Before jetting off to Russia you should be aware of some Russian etiquette. If you are on a business trip and are running late, there is no need to panic as this is considered normal, often due to the awful traffic in Moscow. If you are offered a drink, it is considered rude not to accept it, especially for men. Some travel guides also say that Russian men often only shake hands with a fellow male upon meeting, so women travelling with their husbands should be prepared to see that their husband’s hand is shaken and not theirs. Russians also like to dress up almost everywhere they go, so it might be worth packing some smart clothes for your trip.

Travel Insurance Buying Tips

We are all quite vulnerable when we travel because it usually means venturing out of our comfort-zones, and travel insurance is the only way to shield ourselves against monetary losses when things do go wrong. So here are some very useful tips to ensure you buy the right travel insurance that will protect you against such expected financial losses.
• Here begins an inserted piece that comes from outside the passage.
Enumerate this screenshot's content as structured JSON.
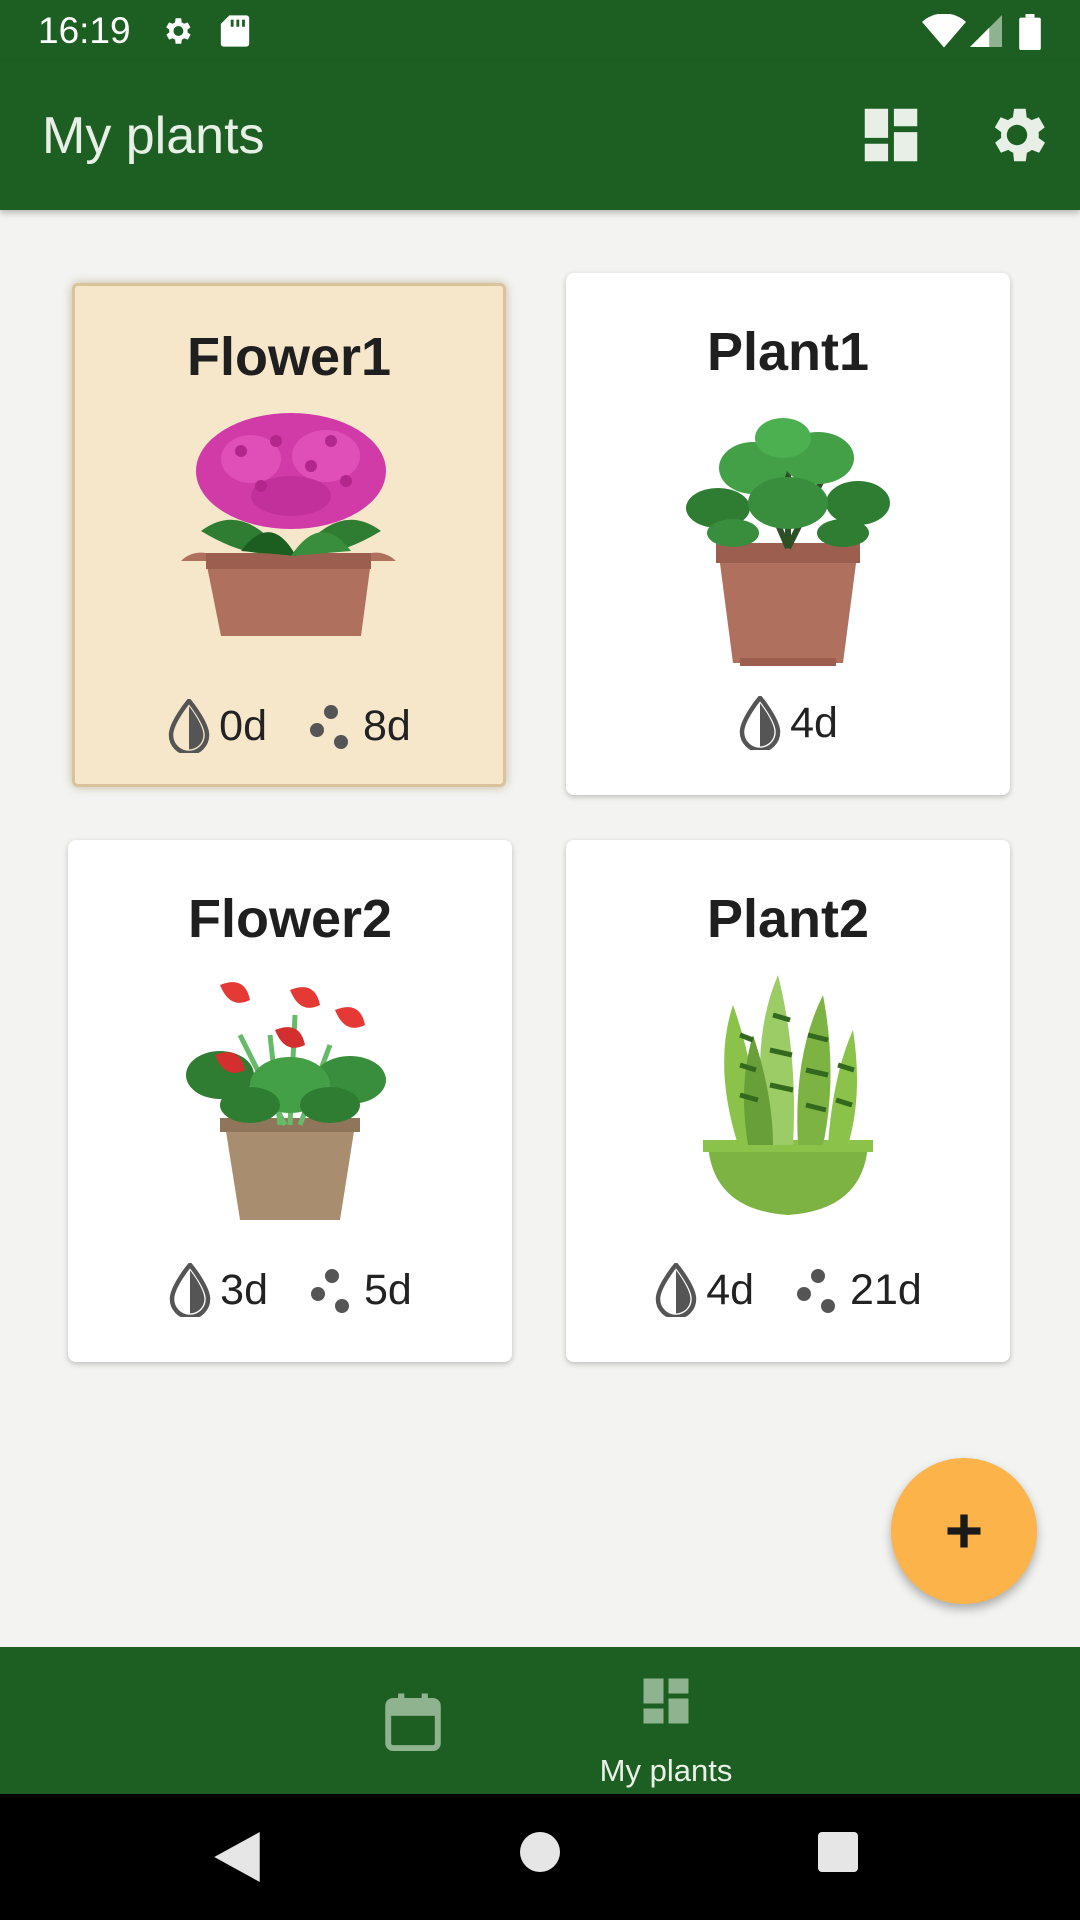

  • The most important thing to remember with travel insurance is that you are effectively buying an agreement, so always READ THE FINE PRINT, especially the exclusions at a coverage level and the general exclusions. They are written in legal jargon, so be sure to seek clarification on anything that you don’t understand.
  • All Insurance companies are classified as financial institutions and are consequently regulated by the government organizations like the Financial Services Authority in the UK. So be sure to check this.
  • One of the major risks is trip cancellation, so ensure you buy the travel insurance as soon as your trip is confirmed, even if you are not traveling for months. It’s not going to cost you anymore and your cover kicks in as soon as you purchase the trip insurance.
  • Always check the deductibles! A deductible, also known as excess, is what the insurance company deducts before payout on claims. For e.g. if you put in a travel medical claim of USD300 and the deductible is USD150, you’ll only get USD150.
  • Be wary of companies offering cheap travel insurance premiums, more often than not they have very high deductibles.
  • Check the payout for children because some insurance companies only pay half the payout for children, which is ridiculous because the trip costs for a child is almost the same as for adults.
  • You need to count the start day and the end day of your trip when buying travel insurance. E.g. if you are departing on 05-April and arriving back on 10-April, your need cover for 6 days and not 5 days!
  • Don’t get taken in by the high coverages like 10 million medical cover, its highly unlikely that you’ll need that. Stay focused on the actual cover you feel need. For instance, if you are traveling with expensive business equipment, then you need to ensure that is covered adequately.
  • Check the payout ceiling because insurance companies tend to have a limitation on the maximum payout. For instance payout for personal belongings could be USD5000, but the maximum payout per item may only be USD1000. So that may not be adequate to cover your expensive golf clubs. Most insurance companies will list the payouts clearly, if they don’t, avoid them.
  • If you are are frequent traveler you may want to consider taking an annual multi-trip travel insurance because it can save you time and money. Some insurance companies even throw in free extras like ski cover.